Christmas is coming and Terry and Tim both have their lists to make. Tim, being eight, has a list, not unlike many boys his age. It’s the list of items he is hoping Santa will give him the OK on and drop down his chimney Christmas Eve. Terry, being 32, a single mom and working two part-time jobs, has a different kind of list. It’s a list made up of all the things she has to pay for in December to ensure that she, Tim and Tim’s baby sister Jennifer have a roof over their heads, clothes on their backs and food in their bellies.
Tim’s list has been getting a little longer. After all, he’s made a strong effort to be a good boy this year. He’s made sure his little sister was quiet while mom took a nap between jobs and before the babysitter arrived for the night. He’s helped clean up after dinner and did his homework every night. Just like his mom asked.
Terry’s list has been getting a little longer, too. Her license plate sticker is due for renewal in a few days; the cold weather has beefed up the gas bill a little higher this month, and the prescription she had to get last week has put another dent in an already depleted bank account.
She’s faced with the fact the store she works at in town had cut back on hours at a time when she’d been hoping there would be a little overtime. Terry realizes that there is just no way she can buy Tim even one of the items on his Santa list, let alone all of them. Not if she wants to stay current on her financial obligations to her landlord and the other bills that arrive each month.
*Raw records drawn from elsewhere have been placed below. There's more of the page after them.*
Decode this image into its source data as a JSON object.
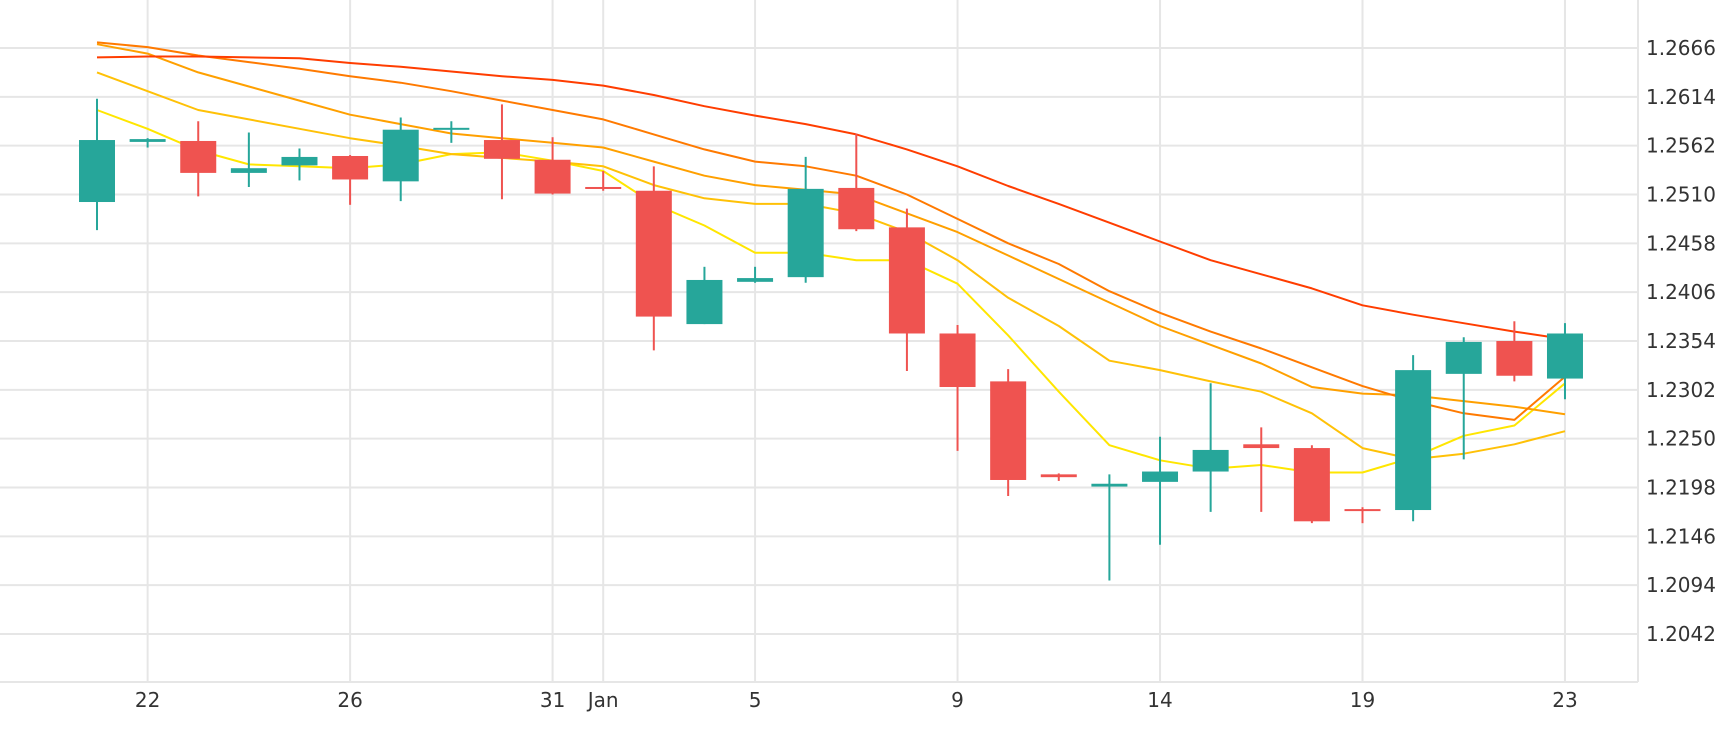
{
  "chart_data": {
    "type": "candlestick",
    "title": "",
    "xlabel": "",
    "ylabel": "",
    "ylim": [
      1.199,
      1.2718
    ],
    "x_ticks": [
      {
        "idx": 1,
        "label": "22"
      },
      {
        "idx": 5,
        "label": "26"
      },
      {
        "idx": 9,
        "label": "31"
      },
      {
        "idx": 10,
        "label": "Jan"
      },
      {
        "idx": 13,
        "label": "5"
      },
      {
        "idx": 17,
        "label": "9"
      },
      {
        "idx": 21,
        "label": "14"
      },
      {
        "idx": 25,
        "label": "19"
      },
      {
        "idx": 29,
        "label": "23"
      }
    ],
    "y_ticks": [
      "1.2666",
      "1.2614",
      "1.2562",
      "1.2510",
      "1.2458",
      "1.2406",
      "1.2354",
      "1.2302",
      "1.2250",
      "1.2198",
      "1.2146",
      "1.2094",
      "1.2042"
    ],
    "candles": [
      {
        "o": 1.2502,
        "h": 1.2612,
        "l": 1.2472,
        "c": 1.2568
      },
      {
        "o": 1.2566,
        "h": 1.257,
        "l": 1.256,
        "c": 1.2569
      },
      {
        "o": 1.2567,
        "h": 1.2588,
        "l": 1.2508,
        "c": 1.2533
      },
      {
        "o": 1.2533,
        "h": 1.2576,
        "l": 1.2518,
        "c": 1.2538
      },
      {
        "o": 1.2541,
        "h": 1.2559,
        "l": 1.2525,
        "c": 1.255
      },
      {
        "o": 1.2551,
        "h": 1.2552,
        "l": 1.2499,
        "c": 1.2526
      },
      {
        "o": 1.2524,
        "h": 1.2592,
        "l": 1.2503,
        "c": 1.2579
      },
      {
        "o": 1.2579,
        "h": 1.2588,
        "l": 1.2565,
        "c": 1.2581
      },
      {
        "o": 1.2568,
        "h": 1.2606,
        "l": 1.2505,
        "c": 1.2548
      },
      {
        "o": 1.2547,
        "h": 1.2571,
        "l": 1.251,
        "c": 1.2511
      },
      {
        "o": 1.2518,
        "h": 1.2535,
        "l": 1.2514,
        "c": 1.2517
      },
      {
        "o": 1.2514,
        "h": 1.254,
        "l": 1.2344,
        "c": 1.238
      },
      {
        "o": 1.2372,
        "h": 1.2433,
        "l": 1.2372,
        "c": 1.2419
      },
      {
        "o": 1.2417,
        "h": 1.2433,
        "l": 1.2416,
        "c": 1.2421
      },
      {
        "o": 1.2422,
        "h": 1.255,
        "l": 1.2416,
        "c": 1.2516
      },
      {
        "o": 1.2517,
        "h": 1.2575,
        "l": 1.2471,
        "c": 1.2473
      },
      {
        "o": 1.2475,
        "h": 1.2495,
        "l": 1.2322,
        "c": 1.2362
      },
      {
        "o": 1.2362,
        "h": 1.2371,
        "l": 1.2237,
        "c": 1.2305
      },
      {
        "o": 1.2311,
        "h": 1.2324,
        "l": 1.2189,
        "c": 1.2206
      },
      {
        "o": 1.2212,
        "h": 1.2213,
        "l": 1.2205,
        "c": 1.2209
      },
      {
        "o": 1.2199,
        "h": 1.2212,
        "l": 1.2099,
        "c": 1.2202
      },
      {
        "o": 1.2204,
        "h": 1.2252,
        "l": 1.2137,
        "c": 1.2215
      },
      {
        "o": 1.2215,
        "h": 1.2309,
        "l": 1.2172,
        "c": 1.2238
      },
      {
        "o": 1.2244,
        "h": 1.2262,
        "l": 1.2172,
        "c": 1.224
      },
      {
        "o": 1.224,
        "h": 1.2243,
        "l": 1.216,
        "c": 1.2162
      },
      {
        "o": 1.2175,
        "h": 1.2177,
        "l": 1.216,
        "c": 1.2173
      },
      {
        "o": 1.2174,
        "h": 1.2339,
        "l": 1.2162,
        "c": 1.2323
      },
      {
        "o": 1.2319,
        "h": 1.2358,
        "l": 1.2228,
        "c": 1.2353
      },
      {
        "o": 1.2354,
        "h": 1.2375,
        "l": 1.2311,
        "c": 1.2317
      },
      {
        "o": 1.2314,
        "h": 1.2373,
        "l": 1.2292,
        "c": 1.2362
      }
    ],
    "moving_averages": [
      {
        "color": "#ffe600",
        "values": [
          1.26,
          1.258,
          1.2557,
          1.2542,
          1.254,
          1.2538,
          1.2542,
          1.2553,
          1.2555,
          1.2546,
          1.2535,
          1.25,
          1.2477,
          1.2448,
          1.2448,
          1.244,
          1.244,
          1.2415,
          1.236,
          1.23,
          1.2243,
          1.2227,
          1.2218,
          1.2222,
          1.2214,
          1.2214,
          1.223,
          1.2253,
          1.2264,
          1.2309
        ]
      },
      {
        "color": "#ffc107",
        "values": [
          1.264,
          1.262,
          1.26,
          1.259,
          1.258,
          1.257,
          1.2562,
          1.2553,
          1.2549,
          1.2545,
          1.254,
          1.252,
          1.2506,
          1.25,
          1.25,
          1.249,
          1.247,
          1.244,
          1.24,
          1.237,
          1.2333,
          1.2323,
          1.2311,
          1.23,
          1.2277,
          1.224,
          1.2228,
          1.2234,
          1.2244,
          1.2258
        ]
      },
      {
        "color": "#ffa000",
        "values": [
          1.267,
          1.266,
          1.264,
          1.2625,
          1.261,
          1.2595,
          1.2585,
          1.2575,
          1.257,
          1.2565,
          1.256,
          1.2545,
          1.253,
          1.252,
          1.2515,
          1.251,
          1.249,
          1.247,
          1.2445,
          1.242,
          1.2395,
          1.237,
          1.235,
          1.233,
          1.2305,
          1.2298,
          1.2296,
          1.229,
          1.2284,
          1.2276
        ]
      },
      {
        "color": "#ff7a00",
        "values": [
          1.2672,
          1.2667,
          1.2658,
          1.2651,
          1.2644,
          1.2636,
          1.2629,
          1.262,
          1.261,
          1.26,
          1.259,
          1.2574,
          1.2558,
          1.2545,
          1.254,
          1.253,
          1.251,
          1.2484,
          1.2458,
          1.2436,
          1.2407,
          1.2384,
          1.2364,
          1.2346,
          1.2326,
          1.2306,
          1.229,
          1.2277,
          1.227,
          1.2316
        ]
      },
      {
        "color": "#ff3d00",
        "values": [
          1.2656,
          1.2657,
          1.2657,
          1.2656,
          1.2655,
          1.265,
          1.2646,
          1.2641,
          1.2636,
          1.2632,
          1.2626,
          1.2616,
          1.2604,
          1.2594,
          1.2585,
          1.2574,
          1.2558,
          1.254,
          1.2519,
          1.25,
          1.248,
          1.246,
          1.244,
          1.2425,
          1.241,
          1.2392,
          1.2382,
          1.2373,
          1.2364,
          1.2356
        ]
      }
    ],
    "up_color": "#26a69a",
    "down_color": "#ef5350",
    "grid": true,
    "y_axis_position": "right"
  }
}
She looks up from her notepad budget containing numbers she’s calculated and recalculated a half dozen times in the hopes of finding a few dollars to buy her children something, anything. But the harsh reality is there is nothing left over and, frankly, barely enough to provide the necessities of life. Terry wonders how she’ll explain to her children, who both have been well behaved, that Santa passed them by this year.
She wonders where her Santa is. After all, she’s been a good girl this year herself. She’s worked hard at both her jobs while keeping an eye and ear open for better opportunities to provide for her children. She’s spent every free moment with the children, ensuring that they do their best in school so that they will hopefully never have to struggle to make ends meet as she has.
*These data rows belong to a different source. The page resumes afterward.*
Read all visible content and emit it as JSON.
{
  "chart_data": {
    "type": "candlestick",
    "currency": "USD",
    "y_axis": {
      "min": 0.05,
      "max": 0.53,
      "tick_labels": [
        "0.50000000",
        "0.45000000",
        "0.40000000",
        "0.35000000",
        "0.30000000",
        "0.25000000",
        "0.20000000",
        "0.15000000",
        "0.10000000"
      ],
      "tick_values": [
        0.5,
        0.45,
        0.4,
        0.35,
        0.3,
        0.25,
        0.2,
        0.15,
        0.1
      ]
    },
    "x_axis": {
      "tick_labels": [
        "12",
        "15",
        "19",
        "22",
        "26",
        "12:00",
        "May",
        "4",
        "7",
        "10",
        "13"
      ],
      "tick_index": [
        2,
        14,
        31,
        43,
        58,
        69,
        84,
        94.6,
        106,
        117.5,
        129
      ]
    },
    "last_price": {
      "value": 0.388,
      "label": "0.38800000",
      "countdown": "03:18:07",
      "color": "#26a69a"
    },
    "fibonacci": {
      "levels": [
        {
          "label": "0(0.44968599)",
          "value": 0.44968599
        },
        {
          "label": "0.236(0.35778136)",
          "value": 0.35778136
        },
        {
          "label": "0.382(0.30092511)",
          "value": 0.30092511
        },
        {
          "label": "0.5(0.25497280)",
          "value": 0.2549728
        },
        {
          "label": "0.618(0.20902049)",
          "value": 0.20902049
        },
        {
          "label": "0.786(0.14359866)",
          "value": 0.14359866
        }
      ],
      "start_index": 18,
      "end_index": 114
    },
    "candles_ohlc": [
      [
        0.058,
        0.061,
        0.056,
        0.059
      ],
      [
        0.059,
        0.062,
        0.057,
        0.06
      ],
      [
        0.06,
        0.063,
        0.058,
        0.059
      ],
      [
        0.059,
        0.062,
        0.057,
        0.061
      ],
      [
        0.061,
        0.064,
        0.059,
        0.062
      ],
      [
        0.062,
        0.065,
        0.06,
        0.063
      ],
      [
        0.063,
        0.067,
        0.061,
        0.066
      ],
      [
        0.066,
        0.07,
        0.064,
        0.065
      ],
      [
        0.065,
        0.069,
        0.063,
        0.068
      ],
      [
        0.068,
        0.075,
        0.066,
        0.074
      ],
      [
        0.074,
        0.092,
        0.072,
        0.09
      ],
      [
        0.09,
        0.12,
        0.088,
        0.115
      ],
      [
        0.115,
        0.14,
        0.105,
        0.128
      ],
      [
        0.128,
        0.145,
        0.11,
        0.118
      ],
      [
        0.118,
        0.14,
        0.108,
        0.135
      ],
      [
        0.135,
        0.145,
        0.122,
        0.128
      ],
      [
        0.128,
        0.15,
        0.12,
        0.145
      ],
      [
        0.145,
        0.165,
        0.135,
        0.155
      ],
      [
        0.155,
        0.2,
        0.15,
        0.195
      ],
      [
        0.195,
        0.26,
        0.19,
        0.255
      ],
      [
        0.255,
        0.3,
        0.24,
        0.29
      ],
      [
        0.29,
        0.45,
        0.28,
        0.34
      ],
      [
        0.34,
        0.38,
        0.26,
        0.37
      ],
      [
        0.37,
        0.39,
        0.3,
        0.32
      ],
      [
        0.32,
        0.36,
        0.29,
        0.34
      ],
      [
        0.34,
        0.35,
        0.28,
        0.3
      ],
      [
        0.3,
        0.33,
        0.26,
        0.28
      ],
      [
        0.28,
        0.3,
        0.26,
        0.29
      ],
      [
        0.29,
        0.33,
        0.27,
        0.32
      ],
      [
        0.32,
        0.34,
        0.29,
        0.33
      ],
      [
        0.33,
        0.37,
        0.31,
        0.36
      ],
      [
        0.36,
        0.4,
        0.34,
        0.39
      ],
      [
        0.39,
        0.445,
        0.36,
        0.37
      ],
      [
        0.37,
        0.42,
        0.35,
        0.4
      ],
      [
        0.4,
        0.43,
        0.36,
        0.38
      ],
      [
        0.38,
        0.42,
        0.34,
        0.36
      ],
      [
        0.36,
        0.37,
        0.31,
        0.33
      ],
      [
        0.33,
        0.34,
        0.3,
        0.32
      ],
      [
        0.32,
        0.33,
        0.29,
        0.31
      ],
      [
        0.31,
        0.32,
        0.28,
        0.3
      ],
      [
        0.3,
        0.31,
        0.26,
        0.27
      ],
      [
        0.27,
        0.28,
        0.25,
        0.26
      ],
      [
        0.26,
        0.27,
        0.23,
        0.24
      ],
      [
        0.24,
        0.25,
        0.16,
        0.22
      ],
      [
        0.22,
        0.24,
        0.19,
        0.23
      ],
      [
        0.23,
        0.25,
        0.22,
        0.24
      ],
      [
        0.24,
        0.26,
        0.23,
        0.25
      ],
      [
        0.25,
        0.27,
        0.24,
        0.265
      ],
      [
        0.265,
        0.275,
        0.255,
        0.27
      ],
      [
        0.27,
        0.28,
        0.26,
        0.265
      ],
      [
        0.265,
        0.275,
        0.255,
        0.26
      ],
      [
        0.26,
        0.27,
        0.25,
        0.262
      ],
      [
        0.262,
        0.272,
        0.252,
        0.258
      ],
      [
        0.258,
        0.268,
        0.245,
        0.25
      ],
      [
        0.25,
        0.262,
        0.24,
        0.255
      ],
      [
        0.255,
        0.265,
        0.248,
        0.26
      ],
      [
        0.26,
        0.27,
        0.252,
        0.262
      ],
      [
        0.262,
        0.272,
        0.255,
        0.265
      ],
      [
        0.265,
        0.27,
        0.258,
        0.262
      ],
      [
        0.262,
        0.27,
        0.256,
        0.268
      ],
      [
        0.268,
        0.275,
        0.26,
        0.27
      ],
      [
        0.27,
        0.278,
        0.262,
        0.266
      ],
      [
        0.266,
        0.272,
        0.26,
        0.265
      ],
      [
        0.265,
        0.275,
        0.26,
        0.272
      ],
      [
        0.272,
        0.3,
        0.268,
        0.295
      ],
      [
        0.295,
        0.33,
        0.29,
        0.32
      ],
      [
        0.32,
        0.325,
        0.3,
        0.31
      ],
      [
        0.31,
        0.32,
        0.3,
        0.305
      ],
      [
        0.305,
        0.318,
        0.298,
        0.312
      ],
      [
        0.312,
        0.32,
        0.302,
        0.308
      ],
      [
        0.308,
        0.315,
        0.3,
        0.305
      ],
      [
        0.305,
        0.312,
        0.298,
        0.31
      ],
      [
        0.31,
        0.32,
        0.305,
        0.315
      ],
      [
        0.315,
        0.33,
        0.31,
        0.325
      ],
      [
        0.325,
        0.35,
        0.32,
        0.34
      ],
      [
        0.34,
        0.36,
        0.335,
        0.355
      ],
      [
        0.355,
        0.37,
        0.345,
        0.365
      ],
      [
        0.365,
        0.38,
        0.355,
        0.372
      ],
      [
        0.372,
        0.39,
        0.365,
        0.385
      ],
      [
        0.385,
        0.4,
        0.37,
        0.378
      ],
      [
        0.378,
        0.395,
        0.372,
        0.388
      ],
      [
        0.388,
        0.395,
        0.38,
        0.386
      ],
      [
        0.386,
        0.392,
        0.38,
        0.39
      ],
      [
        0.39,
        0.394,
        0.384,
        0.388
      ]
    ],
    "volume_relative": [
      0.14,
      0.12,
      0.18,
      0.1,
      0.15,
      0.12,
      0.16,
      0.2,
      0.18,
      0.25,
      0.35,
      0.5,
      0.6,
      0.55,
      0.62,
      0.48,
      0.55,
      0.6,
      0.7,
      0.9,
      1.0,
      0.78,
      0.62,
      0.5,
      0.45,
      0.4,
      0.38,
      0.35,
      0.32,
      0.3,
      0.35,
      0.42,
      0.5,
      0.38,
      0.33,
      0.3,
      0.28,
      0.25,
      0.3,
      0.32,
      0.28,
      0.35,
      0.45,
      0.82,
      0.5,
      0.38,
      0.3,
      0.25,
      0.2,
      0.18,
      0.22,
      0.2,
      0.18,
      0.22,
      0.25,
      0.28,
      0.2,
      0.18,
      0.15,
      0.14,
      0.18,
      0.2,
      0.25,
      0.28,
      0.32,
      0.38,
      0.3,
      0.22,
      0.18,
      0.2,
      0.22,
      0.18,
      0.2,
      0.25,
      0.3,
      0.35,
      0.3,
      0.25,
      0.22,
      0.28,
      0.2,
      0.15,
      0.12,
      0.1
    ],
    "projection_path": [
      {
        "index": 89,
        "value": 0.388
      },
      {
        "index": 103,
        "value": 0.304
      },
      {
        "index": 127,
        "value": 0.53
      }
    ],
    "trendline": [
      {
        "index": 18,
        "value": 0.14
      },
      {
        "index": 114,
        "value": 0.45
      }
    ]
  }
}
The Terry, Tim, and Jennifer in this editorial are characters of my imagination, but the harsh reality is Morinville and the surrounding area has many stories like this, particularly in our present economy. They are families of hard-working people who are struggling to make ends meet.
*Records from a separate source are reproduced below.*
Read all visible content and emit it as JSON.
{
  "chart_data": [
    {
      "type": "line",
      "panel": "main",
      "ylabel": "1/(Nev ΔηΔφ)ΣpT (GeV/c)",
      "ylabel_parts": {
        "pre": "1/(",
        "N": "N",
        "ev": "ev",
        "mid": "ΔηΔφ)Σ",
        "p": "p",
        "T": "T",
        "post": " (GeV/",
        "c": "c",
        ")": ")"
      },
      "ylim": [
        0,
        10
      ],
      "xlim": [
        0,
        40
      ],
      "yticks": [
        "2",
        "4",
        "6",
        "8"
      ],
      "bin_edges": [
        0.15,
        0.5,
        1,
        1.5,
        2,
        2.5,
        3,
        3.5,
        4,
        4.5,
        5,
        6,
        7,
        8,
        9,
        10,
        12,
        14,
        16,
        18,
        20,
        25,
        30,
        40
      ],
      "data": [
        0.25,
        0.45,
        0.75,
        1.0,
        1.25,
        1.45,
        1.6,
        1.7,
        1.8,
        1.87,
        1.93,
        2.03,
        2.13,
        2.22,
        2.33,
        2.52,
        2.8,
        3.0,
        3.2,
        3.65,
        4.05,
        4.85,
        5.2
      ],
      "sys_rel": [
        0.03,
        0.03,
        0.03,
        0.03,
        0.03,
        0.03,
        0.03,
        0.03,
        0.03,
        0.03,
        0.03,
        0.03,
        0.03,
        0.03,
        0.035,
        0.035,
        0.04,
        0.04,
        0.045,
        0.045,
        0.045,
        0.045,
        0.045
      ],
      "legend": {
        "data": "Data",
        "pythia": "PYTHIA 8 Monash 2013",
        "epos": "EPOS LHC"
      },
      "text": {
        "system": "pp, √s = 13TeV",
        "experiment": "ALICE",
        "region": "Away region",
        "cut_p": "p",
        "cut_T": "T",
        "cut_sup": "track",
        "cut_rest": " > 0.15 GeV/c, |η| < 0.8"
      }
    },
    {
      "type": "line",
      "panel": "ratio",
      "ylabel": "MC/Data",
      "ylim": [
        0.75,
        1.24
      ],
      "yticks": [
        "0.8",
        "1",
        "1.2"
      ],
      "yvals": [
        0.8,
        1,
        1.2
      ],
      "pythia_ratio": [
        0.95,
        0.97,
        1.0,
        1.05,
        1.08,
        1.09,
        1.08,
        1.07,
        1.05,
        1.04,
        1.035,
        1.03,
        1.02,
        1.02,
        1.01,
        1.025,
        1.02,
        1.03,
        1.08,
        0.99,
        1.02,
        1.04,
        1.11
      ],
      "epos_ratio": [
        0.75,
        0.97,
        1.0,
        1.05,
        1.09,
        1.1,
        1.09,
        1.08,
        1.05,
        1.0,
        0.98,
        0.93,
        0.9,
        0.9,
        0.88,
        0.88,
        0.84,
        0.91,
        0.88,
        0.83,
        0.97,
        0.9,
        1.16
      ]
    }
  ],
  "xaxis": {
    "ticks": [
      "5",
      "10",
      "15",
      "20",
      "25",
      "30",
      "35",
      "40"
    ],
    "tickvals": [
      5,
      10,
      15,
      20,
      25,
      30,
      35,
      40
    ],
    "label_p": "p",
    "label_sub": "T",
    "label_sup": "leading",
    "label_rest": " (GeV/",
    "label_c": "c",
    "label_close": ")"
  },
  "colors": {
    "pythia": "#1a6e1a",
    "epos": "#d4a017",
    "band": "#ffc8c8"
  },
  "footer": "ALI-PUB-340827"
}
We are grateful to the Midstream Support Society, the Morinville Marvelous Moms Adopt-a-Family, Jandel Homes for supporting the Moms, the Knights of Columbus for their efforts this year and in previous years, and the day-to-day volunteerism of the Morinville Food Bank. We are grateful to Higher Grounds, who once again will open the doors once again on Christmas Day to feed those who are in need of food or simply in need of someone to celebrate Christmas with. And we are grateful to all the generous souls in this community who have given of themselves, even when everyone’s belts are drawn a little tighter.
It makes us proud to call Morinville our home.
EDITOR’S NOTE: THE MORINVILLE NEWS will be closed from Dec. 23 until Jan. 6 for our annual Christmas break shut down. Wishing all of our readers, advertisers, and partner sponsors a Wonderful Christmas and a Happy and Prosperous New Year.